Lessons on the Limitation of Our Own Mortality
To Gerald Baker, the reckonings of mortality came later than for most. The first sign appeared 30 years ago with the death of his mother. The next arrival was with the death of Baker’s father, who, not disposed to conscious effort or special enhancements to his diet, body, or daily regimen, lived to within a few weeks of his 105th birthday. His death arrived last week surrounded by “a loving family.” The younger Baker describes his father’s death as a good one “to end a good life.”
The Extraordinary Gift of Life
Gerald Baker, writing in the WSJ, confesses to being a “believing Catholic,” albeit one of “imperfect standing.” With the sands of his own hourglass running down fast, Junior Baker reflects on his father’s lessons on a good life.
Lying awake at night, Baker Junior reviews his father’s life, trying to piece together memories from 60 years.
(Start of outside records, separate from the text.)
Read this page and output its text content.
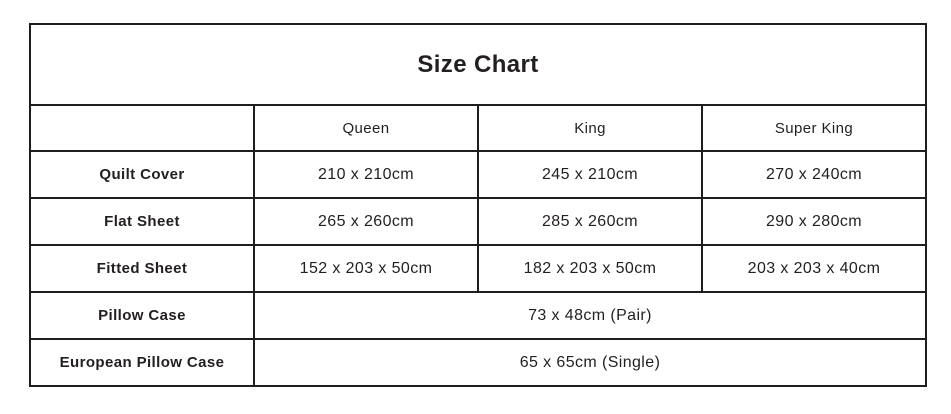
Size Chart			
	Queen	King	Super King
Quilt Cover	210 x 210cm	245 x 210cm	270 x 240cm
Flat Sheet	265 x 260cm	285 x 260cm	290 x 280cm
Fitted Sheet	152 x 203 x 50cm	182 x 203 x 50cm	203 x 203 x 40cm
Pillow Case	73 x 48cm (Pair)		
European Pillow Case	65 x 65cm (Single)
As I did, I came to a remarkable realization: I couldn’t recall anything negative at all. This wasn’t just the usual emotional gauze we unconsciously paint over the memories of those we have lost. My mind filled with only happy reminders of his kindness and selflessness. I racked my brain to unearth anything—a cross word, a quarrel, some nursed grievance. I came up empty. Instead, I am aware only of his constant benign presence, a preternatural sangfroid, a steady, undemanding love.
Reflects the younger Baker, Senior, as the English are wont, could be a little distant at times. “Unexpressive, almost too stoical.” Suffering from dementia, a disease that robs victims of “not only their memory but their personality,” Senior, on occasion, did manifest small, unwonted flashes of confused frustration.
Junior Baker memorialized his Dad in the pages of the WSJ. Of Senior’s life: “a model of service and duty for our modern age of self-devotion and entitlement: six long years in the British army in World War II, a marriage of unstinting loyalty to my mother for 46 years, six rambunctious children—one of them lost in unthinkable tragedy at 6 years old.”
Shortly before he died, devoted to his faith, Senior, with Junior accompanying him, sang with “gusto” Senior’s favorite hymn to Our Lady, learned by Junior’s father perhaps 75 years ago. This was from a man who couldn’t remember what he had had for breakfast that morning.
Baker Junior is often asked about the secret to his father’s longevity.
Genes, obviously. A lifelong regime of temperate habits that amounted almost to an extremism of moderation. Temperamental self-restraint—if the curve of emotional stress can be captured as a chart over our lifetime, most people’s lines would look like a mountain range of peaks and valleys. My father’s would resemble the flat horizon of the ocean.
But there was something more. The greatest irony of his lengthy life was that he was unafraid to let it go. It reminded me of the line from the Gospels: “Whoever wants to save his life will lose it. But whoever loses his life for my sake will save it.”
WSJ Baker gives one secret: religious or not it is this appreciation of our mortality that offers the best lesson—however long or short the life.
An Undeserved Gift
Senior Baker loved and enjoyed life’s many pleasures.
… to him, it was life itself that was the extraordinary gift, the true pleasure. Every joy, large or small, was merely some new, undeserved bonus, to be greeted with a kind of surprised gratitude. Every pain was merely the small price we pay for living.
Senior Baker was never so presumptuous to think he was going straight to paradise. His son contradicts, no one under the rank of sainthood deserved it more than Senior Baker.
My prayer is that now, reunited at last with my brother and my mother, he’ll spend at least part of eternity interceding for a son who didn’t deserve him.